Les derniers mots, Tom Piccirilli (par Jean-Jacques Bretou)
Les derniers mots, juin 2019, trad. Étienne Menanteau, 480 pages, 9 €
À Long Island, comme il y a eu une famille Crumb réputée pour son originalité et le talent de dessinateur de ses membres, Robert en tête, à l’origine du « pulp underground » américain, on peut rencontrer, toute comparaison mise à part, en dehors de l’anticonformisme et de l’esprit de clan, les Rand. Au jeu des sept familles, on peut demander le grand-père, son fils ou sa belle-fille (papy souffrant d’Alzheimer est soigné par ces derniers) ; l’un de leurs trois enfants, Collie, Terrier, ou la petite dernière, Dale ; l’un des deux tontons, Male ou Grey, ou encore le chien Kennedy. Ils portent tous des noms de race de chiens et ils sont tous voleurs de père en fils depuis des générations, mais ils ont une règle, comme notre Arsène Lupin, ils sont « voleurs mais pas assassins ». Les affaires ne se portent pas trop mal, leur grande maison, pleine de cachettes secrètes déborde des fruits de leurs larcins ; il y a même le flic du coin, un peu ripou mais abandonné par sa femme et ses enfants qui vient chercher un peu de réconfort et de chaleur auprès de cette famille aux membres si soudés.
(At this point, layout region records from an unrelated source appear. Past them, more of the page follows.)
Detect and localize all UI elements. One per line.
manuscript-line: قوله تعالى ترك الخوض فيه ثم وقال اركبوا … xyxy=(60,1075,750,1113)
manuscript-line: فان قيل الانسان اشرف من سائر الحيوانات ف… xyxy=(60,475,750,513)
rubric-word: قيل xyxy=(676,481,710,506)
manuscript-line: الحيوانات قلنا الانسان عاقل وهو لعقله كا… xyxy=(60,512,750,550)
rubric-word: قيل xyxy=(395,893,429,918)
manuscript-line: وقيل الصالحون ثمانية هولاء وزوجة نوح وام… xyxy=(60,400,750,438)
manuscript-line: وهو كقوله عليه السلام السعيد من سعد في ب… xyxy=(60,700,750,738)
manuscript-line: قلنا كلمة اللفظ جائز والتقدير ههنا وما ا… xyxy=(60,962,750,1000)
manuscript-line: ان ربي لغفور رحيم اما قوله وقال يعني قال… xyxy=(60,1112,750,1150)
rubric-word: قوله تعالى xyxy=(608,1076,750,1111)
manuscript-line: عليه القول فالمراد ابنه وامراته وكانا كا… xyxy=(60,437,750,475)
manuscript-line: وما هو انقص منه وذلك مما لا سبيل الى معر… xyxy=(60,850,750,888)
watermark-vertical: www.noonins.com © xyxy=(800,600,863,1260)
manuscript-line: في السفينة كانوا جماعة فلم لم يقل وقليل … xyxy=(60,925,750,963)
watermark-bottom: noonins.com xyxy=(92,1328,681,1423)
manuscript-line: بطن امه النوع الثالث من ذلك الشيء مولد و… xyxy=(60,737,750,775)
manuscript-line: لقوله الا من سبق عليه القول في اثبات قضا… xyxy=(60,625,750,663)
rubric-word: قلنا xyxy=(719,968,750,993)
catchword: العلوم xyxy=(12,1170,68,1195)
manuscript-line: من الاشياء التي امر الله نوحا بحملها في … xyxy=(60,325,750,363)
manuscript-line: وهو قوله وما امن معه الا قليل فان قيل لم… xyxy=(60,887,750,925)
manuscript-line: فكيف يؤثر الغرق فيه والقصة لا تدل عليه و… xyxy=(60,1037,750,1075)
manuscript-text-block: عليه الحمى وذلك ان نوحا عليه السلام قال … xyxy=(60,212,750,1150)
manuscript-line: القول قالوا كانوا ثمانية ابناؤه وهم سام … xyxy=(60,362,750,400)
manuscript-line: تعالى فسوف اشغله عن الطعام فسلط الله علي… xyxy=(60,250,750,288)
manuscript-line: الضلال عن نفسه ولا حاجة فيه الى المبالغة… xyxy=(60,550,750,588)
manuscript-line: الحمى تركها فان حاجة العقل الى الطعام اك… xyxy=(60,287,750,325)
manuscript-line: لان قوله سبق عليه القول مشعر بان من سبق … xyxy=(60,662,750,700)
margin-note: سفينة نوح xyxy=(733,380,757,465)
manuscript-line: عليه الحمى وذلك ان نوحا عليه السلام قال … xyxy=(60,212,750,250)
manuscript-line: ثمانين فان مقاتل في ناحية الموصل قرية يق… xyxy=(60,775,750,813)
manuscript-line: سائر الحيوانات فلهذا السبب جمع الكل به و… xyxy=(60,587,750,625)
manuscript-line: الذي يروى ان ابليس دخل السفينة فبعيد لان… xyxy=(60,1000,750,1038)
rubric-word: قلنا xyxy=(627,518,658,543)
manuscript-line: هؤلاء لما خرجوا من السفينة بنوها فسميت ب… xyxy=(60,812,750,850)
Mais un jour, un des fils, Collie, pète les plombs : au grand désarroi de sa famille, il abat huit personnes. De peur de partir en vrille, Terry s’enfuit loin des siens, dans un ranch. Cinq ans plus tard, à quelques jours de son exécution Collie contacte son frère, il a un secret à lui confier : il ne reconnaît avoir exécuté que sept meurtres sur huit. Terry va devoir enquêter.
Le nœud de ce polar se trouve là, entre raison et folie, entre amour et haine. Terrier va devoir avancer sans perdre l’équilibre pour découvrir si ce que dit son frère est vrai. L’enjeu n’est pas la libération de Collie mais juste d’essayer de comprendre ce qui a pu se passer dans l’esprit du tueur.
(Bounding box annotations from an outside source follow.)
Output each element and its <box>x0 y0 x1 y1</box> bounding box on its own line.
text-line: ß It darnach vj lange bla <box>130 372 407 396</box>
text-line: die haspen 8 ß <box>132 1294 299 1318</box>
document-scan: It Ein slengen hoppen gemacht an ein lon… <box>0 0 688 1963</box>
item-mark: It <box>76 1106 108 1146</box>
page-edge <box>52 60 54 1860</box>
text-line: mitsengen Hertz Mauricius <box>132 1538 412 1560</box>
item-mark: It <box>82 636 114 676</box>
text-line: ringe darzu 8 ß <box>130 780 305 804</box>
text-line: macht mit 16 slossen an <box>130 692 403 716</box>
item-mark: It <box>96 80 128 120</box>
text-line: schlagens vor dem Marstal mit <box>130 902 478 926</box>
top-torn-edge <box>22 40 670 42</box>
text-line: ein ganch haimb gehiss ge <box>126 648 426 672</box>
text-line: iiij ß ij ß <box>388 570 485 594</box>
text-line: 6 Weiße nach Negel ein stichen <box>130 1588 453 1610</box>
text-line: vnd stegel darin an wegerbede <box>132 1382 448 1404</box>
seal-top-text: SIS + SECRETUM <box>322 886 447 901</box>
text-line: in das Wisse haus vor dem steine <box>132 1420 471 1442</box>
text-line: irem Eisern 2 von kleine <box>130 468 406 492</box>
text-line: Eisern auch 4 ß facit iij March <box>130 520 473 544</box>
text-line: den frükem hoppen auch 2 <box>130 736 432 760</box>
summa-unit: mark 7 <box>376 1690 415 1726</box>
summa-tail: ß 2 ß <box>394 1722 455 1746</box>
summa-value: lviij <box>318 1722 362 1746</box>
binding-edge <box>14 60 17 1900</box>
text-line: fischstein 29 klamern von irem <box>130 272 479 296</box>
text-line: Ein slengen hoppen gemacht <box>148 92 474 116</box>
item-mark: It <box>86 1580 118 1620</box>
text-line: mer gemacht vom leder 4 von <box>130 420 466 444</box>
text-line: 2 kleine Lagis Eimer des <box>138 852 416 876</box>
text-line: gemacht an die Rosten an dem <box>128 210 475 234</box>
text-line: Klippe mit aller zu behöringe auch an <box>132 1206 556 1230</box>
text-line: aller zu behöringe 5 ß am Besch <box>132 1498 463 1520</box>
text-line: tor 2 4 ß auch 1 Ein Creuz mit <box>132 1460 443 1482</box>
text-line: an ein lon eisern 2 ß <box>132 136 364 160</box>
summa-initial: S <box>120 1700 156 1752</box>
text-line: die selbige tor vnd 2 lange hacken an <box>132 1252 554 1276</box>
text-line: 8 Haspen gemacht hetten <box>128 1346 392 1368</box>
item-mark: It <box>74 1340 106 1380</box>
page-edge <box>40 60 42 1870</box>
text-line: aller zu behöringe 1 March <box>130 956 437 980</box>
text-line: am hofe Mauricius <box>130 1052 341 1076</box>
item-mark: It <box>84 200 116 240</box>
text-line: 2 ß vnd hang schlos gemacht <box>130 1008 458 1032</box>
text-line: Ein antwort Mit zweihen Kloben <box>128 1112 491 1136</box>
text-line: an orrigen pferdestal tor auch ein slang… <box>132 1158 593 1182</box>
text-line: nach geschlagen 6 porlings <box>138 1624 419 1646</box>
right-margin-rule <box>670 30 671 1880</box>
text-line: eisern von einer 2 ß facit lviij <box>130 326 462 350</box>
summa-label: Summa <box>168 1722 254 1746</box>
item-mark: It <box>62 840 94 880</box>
C’est un livre dont l’écriture très fluide, sans artifice ni action inutile, nous conduit insensiblement à travers les méandres du cerveau de Terrier et de quelques-uns de ses protagonistes. On est happé par le texte et l’on passe sans vraiment s’en rendre compte à travers toute la palette émotionnelle que l’auteur imprime à ses personnages. Nous subissons une succession de pics sans vraiment connaître de longues phases horizontales de répit. C’est ce qu’on appelle une écriture psychologique haletante.
Peu à peu on va connaître ce que l’auteur réserve à cette famille bien originale mais que l’on se surprend à aimer peu à peu.
C’est du grand art que nous sert Piccirilli. Un livre à lire sans réserve.